Not long after we purchased the EH the enormity of the project hit me, especially the car preparation. Despite the promise of help from a good friend who is an excellent mechanic, I was daunted by the preparation required to get the car to a satisfactory standard.
Casting around for a solution I happened on an FX Holden that had actually completed the rally in 2010, winning its class and finishing fourth overall despite a badly damaged engine. A quick trip to Sydney and the car was purchased. Shipped to our shed in Ocean Grove to start work, removing the engine and going over the rest of the car.
About this time my mechanic friend mentioned he knew of a garage in Clayton where P-P cars were being prepared. We contacted Ras Hansen and he kindly came down to Ocean Grove one evening to assess our project. Having looked at both cars his determination was that the EH was the better car. Both cars would require significant work to ensure completion of the rally, a difficult drive from Beijing across the Gobi Desert, through outer Mongolia, Siberia and the rest of Russia and into Europe. 12,247 km overall. Further the EH was a stronger car to begin with and, to James’ delight, we would be competing in “our” car rather than somebody else’s.
My mechanic friend Dave Malkin set about getting the car a RWC so we could have it registered and then stripped it to a bare rolling shell to be transported to the Vintage and Classic Garage in Clayton.
Ras Hansen has proven to be the ultimate “find”. A seriously competent engineer, he and his assistant Ryan have done all the structural work on the car which has included a new HR Holden ball joint front end with disc brakes, full roll cage stretching between the front and rear suspension, 110 litre fuel tank fitted inside the boot and a myriad of other modifications all within the rules of the rally. I am hoping to be able to say that we have the best prepared car in the rally though some I saw recently in the UK were very good!
Additionally we have been very lucky to secure the services of Erik, Clint and Cooper at Peninsula Collision Repairs for all the body work and a magnificent paint job as well as Ben Connelly from Torquay for a fully balanced “179″ to go in front of the Aussie 4 Speed gearbox. Numerous other businesses in Geelong have been helpful as well.
In January this year the car was basically completed to a driveable condition. James was able to come down from Singapore for a week to oversee the final stages. Ben Connelly wanted the engine run in on a “dyno” and this we did. Having completed that to Ben’s satisfaction we trailered the car back to our shed where Dave and Ras spent a whole Saturday ensuring that every single part and system was up to standard. Having done that, they then test drove the car before allowing James and I to drive it.

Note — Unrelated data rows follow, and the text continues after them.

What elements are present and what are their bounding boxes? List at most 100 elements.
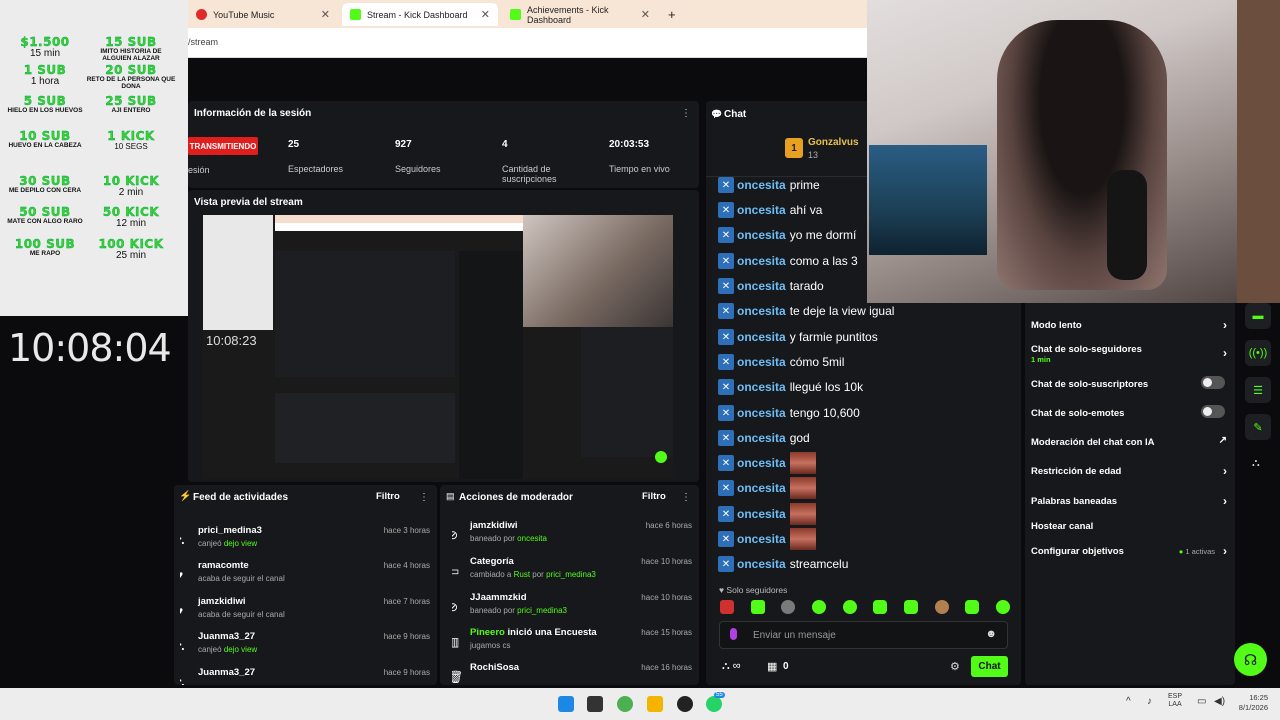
setting-slow-mode[interactable]: Modo lento › — [1031, 318, 1227, 332]
feed-filter-button[interactable]: Filtro — [376, 491, 400, 502]
goal-item: 20 SUB reto de la persona que dona — [86, 63, 176, 90]
kick-icon — [350, 9, 361, 20]
kick-badge-icon: ✕ — [718, 227, 734, 243]
feed-item: ♥ramacomteacaba de seguir el canalhace 4… — [180, 560, 430, 594]
tab-label: Stream - Kick Dashboard — [367, 9, 468, 20]
file-explorer-icon[interactable] — [647, 696, 663, 712]
network-icon[interactable]: ▭ — [1197, 696, 1206, 707]
dashboard-icon[interactable]: ☰ — [1245, 377, 1271, 403]
setting-host-channel[interactable]: Hostear canal — [1031, 521, 1227, 532]
toggle-switch[interactable] — [1201, 405, 1225, 418]
emote-icon[interactable] — [903, 600, 918, 614]
preview-session-panel — [275, 251, 455, 377]
setting-subs-only[interactable]: Chat de solo-suscriptores — [1031, 376, 1227, 390]
kick-badge-icon: ✕ — [718, 506, 734, 522]
microphone-tray-icon[interactable]: ♪ — [1147, 696, 1152, 707]
chevron-right-icon: › — [1223, 318, 1227, 332]
support-headset-icon[interactable]: ☊ — [1234, 643, 1267, 676]
goal-item: 100 KICK 25 min — [98, 237, 164, 261]
close-icon[interactable]: ✕ — [321, 8, 330, 21]
activity-feed-list: ⛬ prici_medina3 canjeó dejo view hace 3 hor… — [180, 525, 432, 685]
emote-icon[interactable] — [720, 600, 734, 614]
community-icon[interactable]: ⛬ — [1252, 457, 1260, 470]
wrench-icon[interactable]: ✎ — [1245, 414, 1271, 440]
emote-bar — [720, 600, 1010, 616]
chat-sidebar-icon[interactable]: ▬ — [1245, 303, 1271, 329]
preview-chat-column — [459, 251, 523, 479]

The next day was a Sunday and James had to return to Singapore on the Monday so he and I took a long, 350, km trip to Colac, Ballarat and home. I called Ras that night with a list of defects – “bugs on the windscreen” was the only one. A credit to all who had helped with the car.
The car is due to ship in mid to late March so now the concentration is on getting kilometres on it (2500 to date) and finishing off all the little things that make the difference. Time will tell.